Secondo quanto riferisce la Gazzetta del Mezzogiorno, il Bari avrebbe dovuto procedere alla ricapitalizzazione entro il 30 giugno scorso, pur essendo previsto dalla normativa un ulteriore margine temporale di trenta giorni.
La Procura: “Non basta il sostegno economico della proprietà”
Nell’istanza firmata dal procuratore Roberto Rossi, la procura sostiene che il problema non sia rappresentato esclusivamente dall’ammontare delle perdite, ma dalla sostenibilità stessa del modello economico della società.

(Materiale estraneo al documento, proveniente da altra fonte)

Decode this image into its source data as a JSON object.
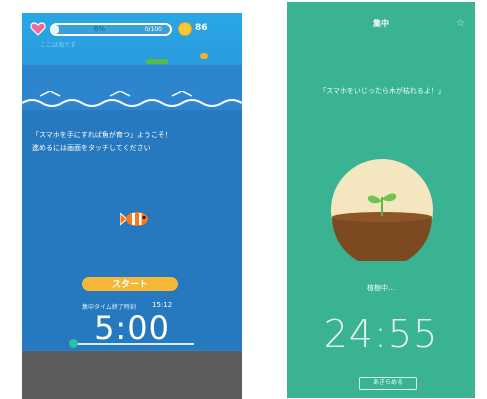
{
  "left_app": {
    "hp_percent_text": "6%",
    "hp_right_text": "0/100",
    "hp_value": 0.06,
    "coin_count": "86",
    "status_subtext": "ここは海です",
    "welcome_message_line1": "「スマホを手にすれば魚が育つ」ようこそ！",
    "welcome_message_line2": "進めるには画面をタッチしてください",
    "start_button": "スタート",
    "timer_label": "集中タイム終了時刻",
    "timer_end": "15:12",
    "timer_display": "5:00",
    "colors": {
      "sky": "#29a7e6",
      "sea": "#2679be",
      "button": "#f6b636",
      "knob": "#29c1a1",
      "ground": "#5c5c5c"
    },
    "icons": [
      "heart-icon",
      "coin-icon",
      "fish-icon",
      "wave-icon"
    ]
  },
  "right_app": {
    "title": "集中",
    "corner_icon": "☆",
    "quote": "「スマホをいじったら木が枯れるよ！」",
    "status_text": "植樹中…",
    "timer_display": "24:55",
    "give_up_button": "あきらめる",
    "colors": {
      "background": "#39b392",
      "circle": "#f4e7c0",
      "soil": "#7b4a21",
      "sprout": "#6ac64f"
    },
    "icons": [
      "sprout-icon",
      "settings-icon"
    ]
  }
}
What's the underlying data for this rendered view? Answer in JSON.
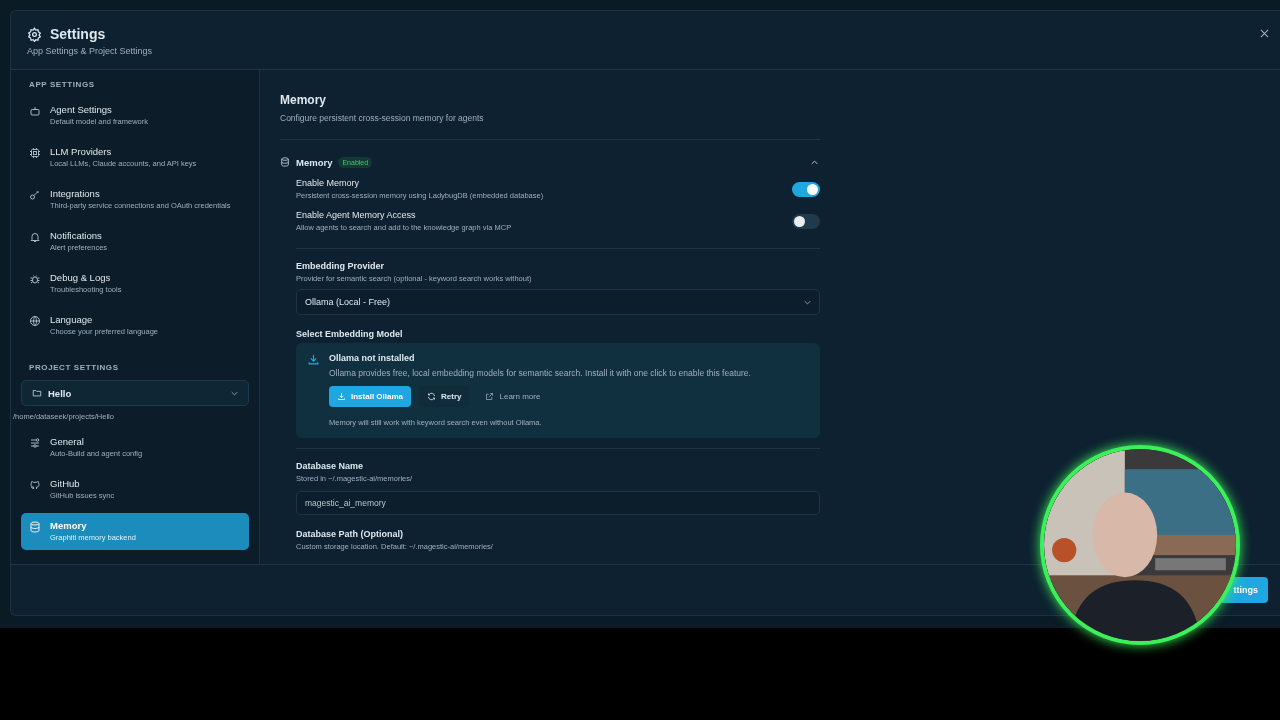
{
  "dialog": {
    "title": "Settings",
    "subtitle": "App Settings & Project Settings"
  },
  "sidebar": {
    "app_settings": {
      "heading": "APP SETTINGS",
      "items": [
        {
          "label": "Agent Settings",
          "description": "Default model and framework",
          "selected": false
        },
        {
          "label": "LLM Providers",
          "description": "Local LLMs, Claude accounts, and API keys",
          "selected": false
        },
        {
          "label": "Integrations",
          "description": "Third-party service connections and OAuth credentials",
          "selected": false
        },
        {
          "label": "Notifications",
          "description": "Alert preferences",
          "selected": false
        },
        {
          "label": "Debug & Logs",
          "description": "Troubleshooting tools",
          "selected": false
        },
        {
          "label": "Language",
          "description": "Choose your preferred language",
          "selected": false
        }
      ]
    },
    "project_settings": {
      "heading": "PROJECT SETTINGS",
      "project": "Hello",
      "path": "/home/dataseek/projects/Hello",
      "items": [
        {
          "label": "General",
          "description": "Auto-Build and agent config",
          "selected": false
        },
        {
          "label": "GitHub",
          "description": "GitHub issues sync",
          "selected": false
        },
        {
          "label": "Memory",
          "description": "Graphiti memory backend",
          "selected": true
        }
      ]
    }
  },
  "content": {
    "title": "Memory",
    "description": "Configure persistent cross-session memory for agents",
    "section": {
      "title": "Memory",
      "badge": "Enabled",
      "expanded": true,
      "toggles": [
        {
          "label": "Enable Memory",
          "description": "Persistent cross-session memory using LadybugDB (embedded database)",
          "on": true
        },
        {
          "label": "Enable Agent Memory Access",
          "description": "Allow agents to search and add to the knowledge graph via MCP",
          "on": false
        }
      ],
      "embedding_provider": {
        "label": "Embedding Provider",
        "description": "Provider for semantic search (optional - keyword search works without)",
        "value": "Ollama (Local - Free)"
      },
      "embedding_model": {
        "label": "Select Embedding Model",
        "notice": {
          "title": "Ollama not installed",
          "text": "Ollama provides free, local embedding models for semantic search. Install it with one click to enable this feature.",
          "buttons": [
            {
              "kind": "primary",
              "label": "Install Ollama"
            },
            {
              "kind": "retry",
              "label": "Retry"
            },
            {
              "kind": "link",
              "label": "Learn more"
            }
          ],
          "footnote": "Memory will still work with keyword search even without Ollama."
        }
      },
      "database_name": {
        "label": "Database Name",
        "description": "Stored in ~/.magestic-ai/memories/",
        "value": "magestic_ai_memory"
      },
      "database_path": {
        "label": "Database Path (Optional)",
        "description": "Custom storage location. Default: ~/.magestic-ai/memories/"
      }
    }
  },
  "footer": {
    "save_button": "ttings"
  }
}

Secondo l’accusa, la gestione caratteristica del club non sarebbe in grado di produrre flussi di cassa sufficienti a far fronte ai debiti. Per questo motivo, anche un eventuale intervento della Filmauro attraverso una ricapitalizzazione o la rinuncia ai crediti vantati nei confronti del Bari non sarebbe sufficiente, da solo, a dimostrare il superamento dello stato di crisi.
Per gli inquirenti, una continuità aziendale fondata esclusivamente sui continui apporti finanziari del socio non garantirebbe una reale capacità dell’impresa di soddisfare regolarmente i propri creditori.
Il caso Caprile al centro dell’indagine
L’operazione che ha acceso i riflettori della Procura riguarda la vendita del portiere Elia Caprile.
Acquistato dal Leeds con una clausola che prevedeva il riconoscimento di una percentuale sull’eventuale futura plusvalenza, Caprile venne ceduto nel luglio 2023 al Napoli per circa 2,2 milioni di euro.
Dopo appena quattro presenze in maglia azzurra, il portiere è stato prima girato in prestito all’Empoli e successivamente ceduto al Cagliari per circa 8 milioni di euro, consentendo al Napoli di realizzare una consistente plusvalenza.
Secondo la Procura, la cessione sarebbe stata effettuata a condizioni tali da favorire il Napoli a discapito del Bari. Inoltre, nel bilancio 2024 della società biancorossa non sarebbe stata evidenziata la natura di operazione tra parti correlate, circostanza che rappresenta uno degli elementi contestati nell’ambito dell’inchiesta.
Perquisizioni e possibili nuovi approfondimenti
Le perquisizioni eseguite dal Nucleo di Polizia Economico-Finanziaria della Guardia di Finanza di Bari, coordinato dal colonnello Massimiliano Di Battista, hanno interessato anche gli ex direttori sportivi Ciro Polito, Cristiano Giuntoli e Mauro Meluso, oltre al procuratore del calciatore Graziano Battistini.
Gli investigatori hanno sequestrato documentazione, telefoni cellulari e dispositivi informatici per ricostruire non solo la trattativa relativa a Caprile, ma anche eventuali altre operazioni ritenute analoghe tra Bari e Napoli.
L’obiettivo dell’inchiesta è verificare se altre compravendite tra le due società riconducibili alla famiglia De Laurentiis possano aver prodotto effetti analoghi, riaprendo anche il dibattito sui possibili conflitti di interesse derivanti dal sistema della multiproprietà nel calcio italiano.